Charlton, who had done a short course at the College of Imperial Defence, pointed out that the problem of giving Germany back her Colonies was by no means as simple as it looked. Where, he asked, would Britain be now if Germany had not been deprived of her African possessions after the last Great War? In the last half-dozen years Hitler would have established huge arsenals and air-bases in German West, Tanganyika and the Cameroons and would have turned their ports into heavily-fortified lairs for great flotillas of commerce raiders and submarines. The coming of the aeroplane, the increased range of U-boats and fast motorcraft, the destructive power of mines and direct communication by wireless had absolutely revolutionised strategy in the last quarter of a century and would have made such enemy bases a hundred times more potent as factors in the struggle than they were in 1914. With them in her hands Germany would have been able totally to disrupt Britain's sea traffic in both the South Atlantic and the Indian Ocean, cutting
her and France off entirely from the Eastern hemisphere in which lay the greater part of both their Empires.
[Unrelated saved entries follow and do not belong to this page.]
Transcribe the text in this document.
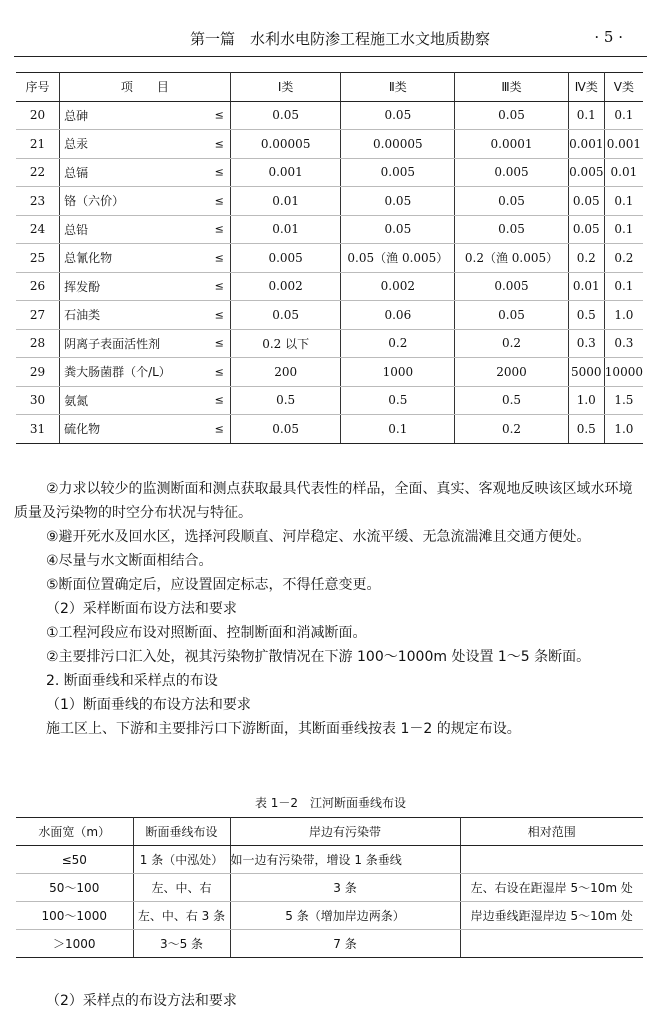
第一篇　水利水电防渗工程施工水文地质勘察	· 5 ·
序号	项　　目	Ⅰ类	Ⅱ类	Ⅲ类	Ⅳ类	Ⅴ类
20	总砷 ≤	0.05	0.05	0.05	0.1	0.1
21	总汞 ≤	0.00005	0.00005	0.0001	0.001	0.001
22	总镉 ≤	0.001	0.005	0.005	0.005	0.01
23	铬（六价） ≤	0.01	0.05	0.05	0.05	0.1
24	总铅 ≤	0.01	0.05	0.05	0.05	0.1
25	总氰化物 ≤	0.005	0.05（渔 0.005）	0.2（渔 0.005）	0.2	0.2
26	挥发酚 ≤	0.002	0.002	0.005	0.01	0.1
27	石油类 ≤	0.05	0.06	0.05	0.5	1.0
28	阴离子表面活性剂 ≤	0.2 以下	0.2	0.2	0.3	0.3
29	粪大肠菌群（个/L） ≤	200	1000	2000	5000	10000
30	氨氮 ≤	0.5	0.5	0.5	1.0	1.5
31	硫化物 ≤	0.05	0.1	0.2	0.5	1.0

②力求以较少的监测断面和测点获取最具代表性的样品，全面、真实、客观地反映该区域水环境质量及污染物的时空分布状况与特征。

⑨避开死水及回水区，选择河段顺直、河岸稳定、水流平缓、无急流湍滩且交通方便处。

④尽量与水文断面相结合。

⑤断面位置确定后，应设置固定标志，不得任意变更。

（2）采样断面布设方法和要求

①工程河段应布设对照断面、控制断面和消减断面。

②主要排污口汇入处，视其污染物扩散情况在下游 100～1000m 处设置 1～5 条断面。

2. 断面垂线和采样点的布设

（1）断面垂线的布设方法和要求

施工区上、下游和主要排污口下游断面，其断面垂线按表 1－2 的规定布设。

表 1－2　江河断面垂线布设
水面宽（m）	断面垂线布设	岸边有污染带	相对范围
≤50	1 条（中泓处）	如一边有污染带，增设 1 条垂线	
50～100	左、中、右	3 条	左、右设在距湿岸 5～10m 处
100～1000	左、中、右 3 条	5 条（增加岸边两条）	岸边垂线距湿岸边 5～10m 处
＞1000	3～5 条	7 条	
（2）采样点的布设方法和要求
In addition Hitler's African bombing squadrons would have had Johannesburg, Cairo, Cape Town and the Suez Canal at their mercy; and any determined attempt to protect these African territories would have necessitated Britain and France detaching so large a proportion of their Air Forces from the main theatre of operations that they could have been left virtually defenceless at home. A
Blitzkrieg
then might even have caused the Democracies to lose the war. Freddie paled with his intensity as he added firmly: “That is why never, never again must Germany be allowed to hold one square mile of African soil.”